Dec 26, 2005 14:59
It's boxing day, I'm at home and it's quite warm. I could be at the beach but it's too much of an effort to get there.
The first half of my Christmas Day yesterday was spent at work. I wasn't really doing much besides surfing the internet. They arranged a Christmas lunch for the 5 of us that had drawn the short straws, but provided enough food for about 30 people. I just spoke to Sam, who's working today, and she tells me that the the food is still in the same place that we left it and that someone was actually eating it today. I see food poisoning in someone's future.
I left work at about 3.30 and got to my grandmothers' place just before 4. The entire family was there, bar one of my aunty's, who was spending Christmas with her husband's side of the family. We headed to the park just after I got there for a game of cricket. My brother's girlfriend, Charlotte, had to be given a crash course in the game as she didn't know the rules. How un-australian.

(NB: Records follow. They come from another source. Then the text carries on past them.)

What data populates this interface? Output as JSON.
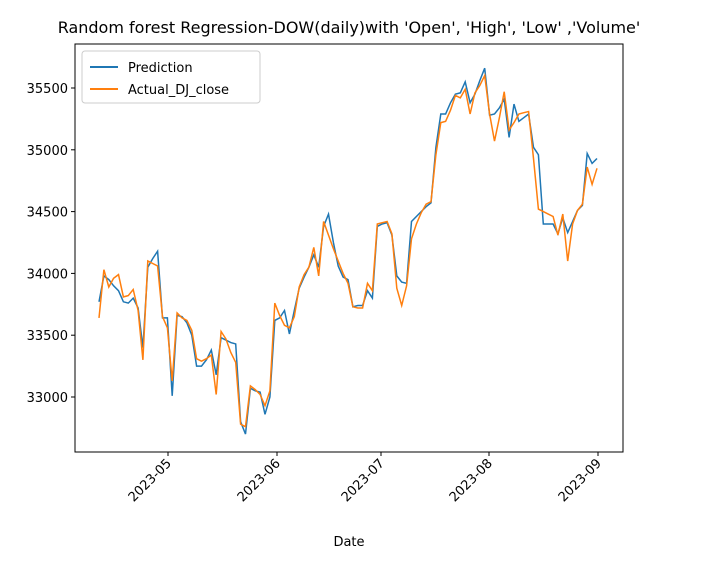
{
  "chart_data": {
    "type": "line",
    "title": "Random forest Regression-DOW(daily)with 'Open', 'High', 'Low' ,'Volume'",
    "xlabel": "Date",
    "xticks": [
      "2023-05",
      "2023-06",
      "2023-07",
      "2023-08",
      "2023-09"
    ],
    "ylim": [
      32555,
      35856
    ],
    "yticks": [
      33000,
      33500,
      34000,
      34500,
      35000,
      35500
    ],
    "legend": "upper left",
    "series": [
      {
        "name": "Prediction",
        "color": "#1f77b4",
        "values": [
          33770,
          33980,
          33950,
          33900,
          33860,
          33770,
          33760,
          33800,
          33720,
          33400,
          34050,
          34120,
          34180,
          33640,
          33640,
          33010,
          33660,
          33650,
          33600,
          33500,
          33250,
          33250,
          33300,
          33380,
          33180,
          33480,
          33460,
          33440,
          33430,
          32800,
          32700,
          33070,
          33050,
          33040,
          32860,
          33000,
          33620,
          33640,
          33700,
          33510,
          33700,
          33880,
          33970,
          34050,
          34150,
          34050,
          34380,
          34480,
          34250,
          34060,
          33970,
          33950,
          33730,
          33740,
          33740,
          33860,
          33800,
          34380,
          34400,
          34410,
          34310,
          33980,
          33930,
          33920,
          34420,
          34460,
          34500,
          34540,
          34570,
          35020,
          35290,
          35290,
          35380,
          35450,
          35460,
          35550,
          35380,
          35450,
          35560,
          35660,
          35280,
          35290,
          35340,
          35410,
          35100,
          35370,
          35230,
          35260,
          35290,
          35020,
          34960,
          34400,
          34400,
          34400,
          34320,
          34450,
          34330,
          34420,
          34510,
          34550,
          34970,
          34890,
          34930
        ]
      },
      {
        "name": "Actual_DJ_close",
        "color": "#ff7f0e",
        "values": [
          33640,
          34030,
          33890,
          33960,
          33990,
          33810,
          33820,
          33870,
          33700,
          33300,
          34100,
          34080,
          34060,
          33650,
          33560,
          33130,
          33680,
          33640,
          33620,
          33540,
          33310,
          33290,
          33310,
          33340,
          33020,
          33530,
          33470,
          33360,
          33280,
          32780,
          32760,
          33090,
          33060,
          33020,
          32930,
          33050,
          33760,
          33660,
          33580,
          33560,
          33650,
          33890,
          33990,
          34050,
          34210,
          33980,
          34420,
          34310,
          34200,
          34100,
          34000,
          33920,
          33730,
          33720,
          33720,
          33920,
          33860,
          34400,
          34410,
          34420,
          34320,
          33880,
          33740,
          33900,
          34280,
          34400,
          34490,
          34560,
          34580,
          34960,
          35220,
          35230,
          35320,
          35440,
          35420,
          35490,
          35290,
          35460,
          35520,
          35600,
          35290,
          35070,
          35260,
          35470,
          35160,
          35220,
          35290,
          35300,
          35310,
          34930,
          34520,
          34500,
          34480,
          34460,
          34310,
          34480,
          34100,
          34400,
          34510,
          34560,
          34860,
          34720,
          34850
        ]
      }
    ]
  }
}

The rest of the afternoon was spent waiting for my aunty violet and her family to join us. Here's where it gets interesting. Her daughter (and my cousin) Carla had a dream a couple of weeks ago in which my grandfather appeared. He told her to tell my grandmother that he's always with her and not to cry for him anymore. He also told her that he wanted us to remember him at Christmas by each lighting a candle for him. Carla didn't tell any of us about her dream until last week, a couple of weeks afer she'd had it. My mother told me about it on Friday, as I was on my way to meet Sam and Jane for dinner. It put me on the verge of tears again. I know that dreams are just your subconcious playing tricks on you but I was insanely jealous of my cousin's dream. I'd had one on thursday night that left me frightened and unable to sleep. He didn't talk to me in my dream but instead appeared as I'd last seen him, that morning in the hospital.

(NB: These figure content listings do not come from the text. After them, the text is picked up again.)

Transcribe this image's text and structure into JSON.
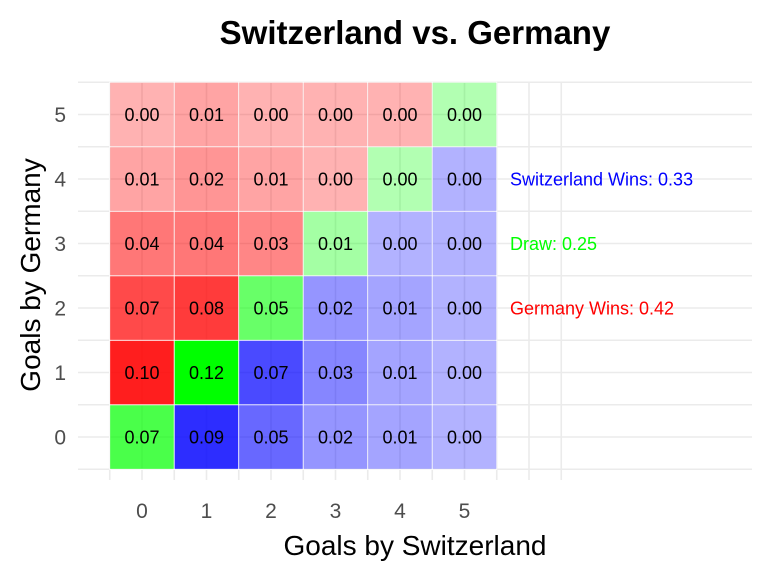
{
  "chart_data": {
    "type": "heatmap",
    "title": "Switzerland vs. Germany",
    "xlabel": "Goals by Switzerland",
    "ylabel": "Goals by Germany",
    "x_categories": [
      "0",
      "1",
      "2",
      "3",
      "4",
      "5"
    ],
    "y_categories": [
      "0",
      "1",
      "2",
      "3",
      "4",
      "5"
    ],
    "cells": [
      {
        "x": 0,
        "y": 0,
        "value": 0.07,
        "label": "0.07",
        "outcome": "draw"
      },
      {
        "x": 1,
        "y": 0,
        "value": 0.09,
        "label": "0.09",
        "outcome": "switzerland"
      },
      {
        "x": 2,
        "y": 0,
        "value": 0.05,
        "label": "0.05",
        "outcome": "switzerland"
      },
      {
        "x": 3,
        "y": 0,
        "value": 0.02,
        "label": "0.02",
        "outcome": "switzerland"
      },
      {
        "x": 4,
        "y": 0,
        "value": 0.01,
        "label": "0.01",
        "outcome": "switzerland"
      },
      {
        "x": 5,
        "y": 0,
        "value": 0.0,
        "label": "0.00",
        "outcome": "switzerland"
      },
      {
        "x": 0,
        "y": 1,
        "value": 0.1,
        "label": "0.10",
        "outcome": "germany"
      },
      {
        "x": 1,
        "y": 1,
        "value": 0.12,
        "label": "0.12",
        "outcome": "draw"
      },
      {
        "x": 2,
        "y": 1,
        "value": 0.07,
        "label": "0.07",
        "outcome": "switzerland"
      },
      {
        "x": 3,
        "y": 1,
        "value": 0.03,
        "label": "0.03",
        "outcome": "switzerland"
      },
      {
        "x": 4,
        "y": 1,
        "value": 0.01,
        "label": "0.01",
        "outcome": "switzerland"
      },
      {
        "x": 5,
        "y": 1,
        "value": 0.0,
        "label": "0.00",
        "outcome": "switzerland"
      },
      {
        "x": 0,
        "y": 2,
        "value": 0.07,
        "label": "0.07",
        "outcome": "germany"
      },
      {
        "x": 1,
        "y": 2,
        "value": 0.08,
        "label": "0.08",
        "outcome": "germany"
      },
      {
        "x": 2,
        "y": 2,
        "value": 0.05,
        "label": "0.05",
        "outcome": "draw"
      },
      {
        "x": 3,
        "y": 2,
        "value": 0.02,
        "label": "0.02",
        "outcome": "switzerland"
      },
      {
        "x": 4,
        "y": 2,
        "value": 0.01,
        "label": "0.01",
        "outcome": "switzerland"
      },
      {
        "x": 5,
        "y": 2,
        "value": 0.0,
        "label": "0.00",
        "outcome": "switzerland"
      },
      {
        "x": 0,
        "y": 3,
        "value": 0.04,
        "label": "0.04",
        "outcome": "germany"
      },
      {
        "x": 1,
        "y": 3,
        "value": 0.04,
        "label": "0.04",
        "outcome": "germany"
      },
      {
        "x": 2,
        "y": 3,
        "value": 0.03,
        "label": "0.03",
        "outcome": "germany"
      },
      {
        "x": 3,
        "y": 3,
        "value": 0.01,
        "label": "0.01",
        "outcome": "draw"
      },
      {
        "x": 4,
        "y": 3,
        "value": 0.0,
        "label": "0.00",
        "outcome": "switzerland"
      },
      {
        "x": 5,
        "y": 3,
        "value": 0.0,
        "label": "0.00",
        "outcome": "switzerland"
      },
      {
        "x": 0,
        "y": 4,
        "value": 0.01,
        "label": "0.01",
        "outcome": "germany"
      },
      {
        "x": 1,
        "y": 4,
        "value": 0.02,
        "label": "0.02",
        "outcome": "germany"
      },
      {
        "x": 2,
        "y": 4,
        "value": 0.01,
        "label": "0.01",
        "outcome": "germany"
      },
      {
        "x": 3,
        "y": 4,
        "value": 0.0,
        "label": "0.00",
        "outcome": "germany"
      },
      {
        "x": 4,
        "y": 4,
        "value": 0.0,
        "label": "0.00",
        "outcome": "draw"
      },
      {
        "x": 5,
        "y": 4,
        "value": 0.0,
        "label": "0.00",
        "outcome": "switzerland"
      },
      {
        "x": 0,
        "y": 5,
        "value": 0.0,
        "label": "0.00",
        "outcome": "germany"
      },
      {
        "x": 1,
        "y": 5,
        "value": 0.01,
        "label": "0.01",
        "outcome": "germany"
      },
      {
        "x": 2,
        "y": 5,
        "value": 0.0,
        "label": "0.00",
        "outcome": "germany"
      },
      {
        "x": 3,
        "y": 5,
        "value": 0.0,
        "label": "0.00",
        "outcome": "germany"
      },
      {
        "x": 4,
        "y": 5,
        "value": 0.0,
        "label": "0.00",
        "outcome": "germany"
      },
      {
        "x": 5,
        "y": 5,
        "value": 0.0,
        "label": "0.00",
        "outcome": "draw"
      }
    ],
    "outcome_colors": {
      "switzerland": "#0000ff",
      "draw": "#00ff00",
      "germany": "#ff0000"
    },
    "annotations": [
      {
        "text": "Switzerland Wins: 0.33",
        "color": "#0000ff",
        "row": 4
      },
      {
        "text": "Draw: 0.25",
        "color": "#00ff00",
        "row": 3
      },
      {
        "text": "Germany Wins: 0.42",
        "color": "#ff0000",
        "row": 2
      }
    ],
    "grid": true,
    "legend": "none"
  }
}
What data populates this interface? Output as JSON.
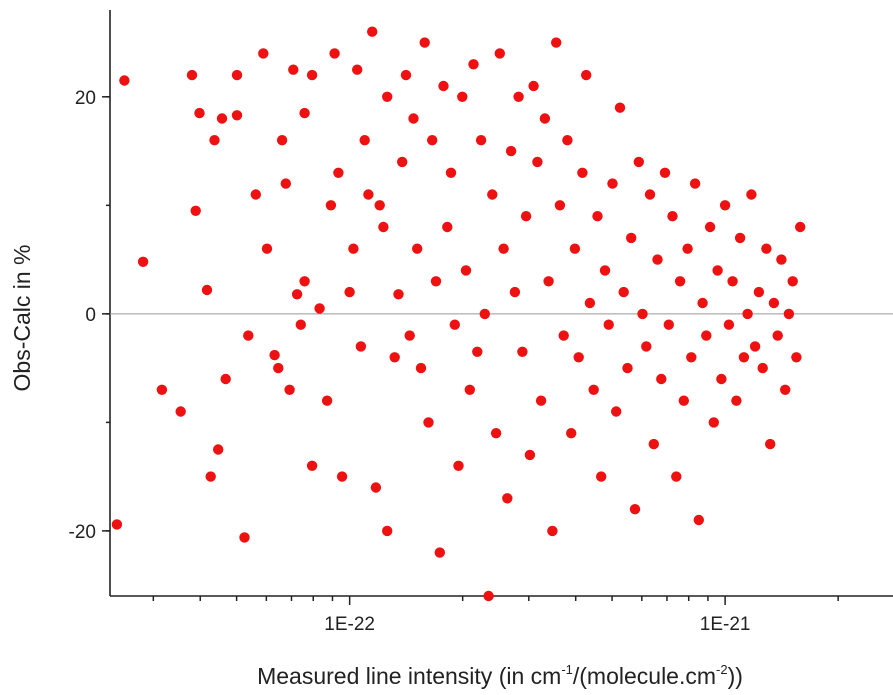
{
  "chart_data": {
    "type": "scatter",
    "title": "",
    "xlabel": {
      "text": "Measured line intensity (in cm",
      "sup1": "-1",
      "mid": "/(molecule.cm",
      "sup2": "-2",
      "end": "))"
    },
    "ylabel": "Obs-Calc in %",
    "x_scale": "log",
    "xlim": [
      2.3e-23,
      2.8e-21
    ],
    "ylim": [
      -26,
      28
    ],
    "x_ticks": [
      {
        "value": 1e-22,
        "label": "1E-22"
      },
      {
        "value": 1e-21,
        "label": "1E-21"
      }
    ],
    "y_ticks": [
      {
        "value": -20,
        "label": "-20"
      },
      {
        "value": 0,
        "label": "0"
      },
      {
        "value": 20,
        "label": "20"
      }
    ],
    "zero_line": true,
    "grid": false,
    "marker_color": "#ee1111",
    "axis_color": "#222222",
    "zero_line_color": "#999999",
    "points": [
      [
        -22.6,
        21.5
      ],
      [
        -22.62,
        -19.4
      ],
      [
        -22.55,
        4.8
      ],
      [
        -22.5,
        -7
      ],
      [
        -22.45,
        -9
      ],
      [
        -22.42,
        22
      ],
      [
        -22.41,
        9.5
      ],
      [
        -22.4,
        18.5
      ],
      [
        -22.38,
        2.2
      ],
      [
        -22.37,
        -15
      ],
      [
        -22.36,
        16
      ],
      [
        -22.35,
        -12.5
      ],
      [
        -22.34,
        18
      ],
      [
        -22.33,
        -6
      ],
      [
        -22.3,
        22
      ],
      [
        -22.3,
        18.3
      ],
      [
        -22.28,
        -20.6
      ],
      [
        -22.27,
        -2
      ],
      [
        -22.25,
        11
      ],
      [
        -22.23,
        24
      ],
      [
        -22.22,
        6
      ],
      [
        -22.2,
        -3.8
      ],
      [
        -22.19,
        -5
      ],
      [
        -22.18,
        16
      ],
      [
        -22.17,
        12
      ],
      [
        -22.16,
        -7
      ],
      [
        -22.15,
        22.5
      ],
      [
        -22.14,
        1.8
      ],
      [
        -22.13,
        -1
      ],
      [
        -22.12,
        3
      ],
      [
        -22.12,
        18.5
      ],
      [
        -22.1,
        -14
      ],
      [
        -22.1,
        22
      ],
      [
        -22.08,
        0.5
      ],
      [
        -22.06,
        -8
      ],
      [
        -22.05,
        10
      ],
      [
        -22.04,
        24
      ],
      [
        -22.03,
        13
      ],
      [
        -22.02,
        -15
      ],
      [
        -22.0,
        2
      ],
      [
        -21.99,
        6
      ],
      [
        -21.98,
        22.5
      ],
      [
        -21.97,
        -3
      ],
      [
        -21.96,
        16
      ],
      [
        -21.95,
        11
      ],
      [
        -21.94,
        26
      ],
      [
        -21.93,
        -16
      ],
      [
        -21.92,
        10
      ],
      [
        -21.91,
        8
      ],
      [
        -21.9,
        -20
      ],
      [
        -21.9,
        20
      ],
      [
        -21.88,
        -4
      ],
      [
        -21.87,
        1.8
      ],
      [
        -21.86,
        14
      ],
      [
        -21.85,
        22
      ],
      [
        -21.84,
        -2
      ],
      [
        -21.83,
        18
      ],
      [
        -21.82,
        6
      ],
      [
        -21.81,
        -5
      ],
      [
        -21.8,
        25
      ],
      [
        -21.79,
        -10
      ],
      [
        -21.78,
        16
      ],
      [
        -21.77,
        3
      ],
      [
        -21.76,
        -22
      ],
      [
        -21.75,
        21
      ],
      [
        -21.74,
        8
      ],
      [
        -21.73,
        13
      ],
      [
        -21.72,
        -1
      ],
      [
        -21.71,
        -14
      ],
      [
        -21.7,
        20
      ],
      [
        -21.69,
        4
      ],
      [
        -21.68,
        -7
      ],
      [
        -21.67,
        23
      ],
      [
        -21.66,
        -3.5
      ],
      [
        -21.65,
        16
      ],
      [
        -21.64,
        0
      ],
      [
        -21.63,
        -26
      ],
      [
        -21.62,
        11
      ],
      [
        -21.61,
        -11
      ],
      [
        -21.6,
        24
      ],
      [
        -21.59,
        6
      ],
      [
        -21.58,
        -17
      ],
      [
        -21.57,
        15
      ],
      [
        -21.56,
        2
      ],
      [
        -21.55,
        20
      ],
      [
        -21.54,
        -3.5
      ],
      [
        -21.53,
        9
      ],
      [
        -21.52,
        -13
      ],
      [
        -21.51,
        21
      ],
      [
        -21.5,
        14
      ],
      [
        -21.49,
        -8
      ],
      [
        -21.48,
        18
      ],
      [
        -21.47,
        3
      ],
      [
        -21.46,
        -20
      ],
      [
        -21.45,
        25
      ],
      [
        -21.44,
        10
      ],
      [
        -21.43,
        -2
      ],
      [
        -21.42,
        16
      ],
      [
        -21.41,
        -11
      ],
      [
        -21.4,
        6
      ],
      [
        -21.39,
        -4
      ],
      [
        -21.38,
        13
      ],
      [
        -21.37,
        22
      ],
      [
        -21.36,
        1
      ],
      [
        -21.35,
        -7
      ],
      [
        -21.34,
        9
      ],
      [
        -21.33,
        -15
      ],
      [
        -21.32,
        4
      ],
      [
        -21.31,
        -1
      ],
      [
        -21.3,
        12
      ],
      [
        -21.29,
        -9
      ],
      [
        -21.28,
        19
      ],
      [
        -21.27,
        2
      ],
      [
        -21.26,
        -5
      ],
      [
        -21.25,
        7
      ],
      [
        -21.24,
        -18
      ],
      [
        -21.23,
        14
      ],
      [
        -21.22,
        0
      ],
      [
        -21.21,
        -3
      ],
      [
        -21.2,
        11
      ],
      [
        -21.19,
        -12
      ],
      [
        -21.18,
        5
      ],
      [
        -21.17,
        -6
      ],
      [
        -21.16,
        13
      ],
      [
        -21.15,
        -1
      ],
      [
        -21.14,
        9
      ],
      [
        -21.13,
        -15
      ],
      [
        -21.12,
        3
      ],
      [
        -21.11,
        -8
      ],
      [
        -21.1,
        6
      ],
      [
        -21.09,
        -4
      ],
      [
        -21.08,
        12
      ],
      [
        -21.07,
        -19
      ],
      [
        -21.06,
        1
      ],
      [
        -21.05,
        -2
      ],
      [
        -21.04,
        8
      ],
      [
        -21.03,
        -10
      ],
      [
        -21.02,
        4
      ],
      [
        -21.01,
        -6
      ],
      [
        -21.0,
        10
      ],
      [
        -20.99,
        -1
      ],
      [
        -20.98,
        3
      ],
      [
        -20.97,
        -8
      ],
      [
        -20.96,
        7
      ],
      [
        -20.95,
        -4
      ],
      [
        -20.94,
        0
      ],
      [
        -20.93,
        11
      ],
      [
        -20.92,
        -3
      ],
      [
        -20.91,
        2
      ],
      [
        -20.9,
        -5
      ],
      [
        -20.89,
        6
      ],
      [
        -20.88,
        -12
      ],
      [
        -20.87,
        1
      ],
      [
        -20.86,
        -2
      ],
      [
        -20.85,
        5
      ],
      [
        -20.84,
        -7
      ],
      [
        -20.83,
        0
      ],
      [
        -20.82,
        3
      ],
      [
        -20.81,
        -4
      ],
      [
        -20.8,
        8
      ]
    ]
  }
}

I don't think you get over something like this. I knew it wouldn't be easy but i just didn't think that it would be this hard. I've sort of been taking the coward's way out recently by drinking alot and trying to ignore it all but it never works. Quite the reverse, infact. I get even more emotional. Tears made an appearance at dinner on friday and Sam and Jane had to comfort me. I was quite close to them again last night at Mario's house. We were talking about how he hasn't been creative recently with his music because he hadn't been depressed. He said that he couldn't write songs unless he was. I told him that had I been writing, I would have had enough material for a double album by now.